だが、魔王の顔には“迷惑”という感情しか浮かんでいない。
「普通に大迷惑なんだが……」
遂には口に出していた。
ルナにはルナで、遠慮のない態度である。
「私は領主なの……ここで一番偉いんだからね……」
最高級の羽毛布団、その心地良さにルナが思わずうっとりと目を閉じる。
いかに聖女と言えど、これ程に柔らかいベッド(?)は経験した事がないだろう。これもまた、大帝国が作り出した最高品質のものである。

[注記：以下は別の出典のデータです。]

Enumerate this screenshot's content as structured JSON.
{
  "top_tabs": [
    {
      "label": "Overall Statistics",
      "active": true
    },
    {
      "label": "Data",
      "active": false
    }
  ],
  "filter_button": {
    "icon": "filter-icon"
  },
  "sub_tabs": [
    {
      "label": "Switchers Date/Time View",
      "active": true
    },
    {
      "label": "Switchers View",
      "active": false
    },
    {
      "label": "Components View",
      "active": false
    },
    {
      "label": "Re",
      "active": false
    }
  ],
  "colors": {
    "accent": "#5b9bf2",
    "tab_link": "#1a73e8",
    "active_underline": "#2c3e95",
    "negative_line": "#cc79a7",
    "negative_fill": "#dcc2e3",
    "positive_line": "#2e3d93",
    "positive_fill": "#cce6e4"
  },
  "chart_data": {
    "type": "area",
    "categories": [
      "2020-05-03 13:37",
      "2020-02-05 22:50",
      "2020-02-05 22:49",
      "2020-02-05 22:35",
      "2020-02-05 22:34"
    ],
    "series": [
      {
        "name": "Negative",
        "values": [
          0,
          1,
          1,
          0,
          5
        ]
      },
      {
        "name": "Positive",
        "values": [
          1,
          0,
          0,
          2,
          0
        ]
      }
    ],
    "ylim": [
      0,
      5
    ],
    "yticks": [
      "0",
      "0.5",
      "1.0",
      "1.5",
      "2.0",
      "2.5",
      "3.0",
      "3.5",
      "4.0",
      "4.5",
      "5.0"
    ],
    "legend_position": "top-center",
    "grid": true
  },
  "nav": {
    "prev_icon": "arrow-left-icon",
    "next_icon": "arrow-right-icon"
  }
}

寝心地の良さと、柔らかさを何処までも追求した変態品質といっていい。
「何なの、この柔らかいの……信じ、られない……」
ルナが柔らかさを楽しむように何度か寝返りをうち、そのお尻が魔王の左手に軽く触れる。途端、ルナが悲鳴を上げた。
「あ、あんた! 今、私のお尻を触ったでしょ!」
「お前はどんだけ冤罪をバラ撒くんだ」
「い、言い訳したって無駄よ……! この悪い手は預からせて貰うわ!」
「おいおい……」
ルナが魔王の左手を掴み、それを枕にする。
始めからそうして欲しかったのか、何なのか――
「な、中々の固さじゃない……け、血管もピ、ピクピク動いてる……」
「揃いも揃って、妙な言い方ばっかすんなっ!」
寝室では妙な言い合いが続いていたが、それから数日後。
遂に社交界の重鎮である、マダム・エビフライが村へと訪れた。
部下やバニーが必死に働いている中、美少女二人をはべらす魔王。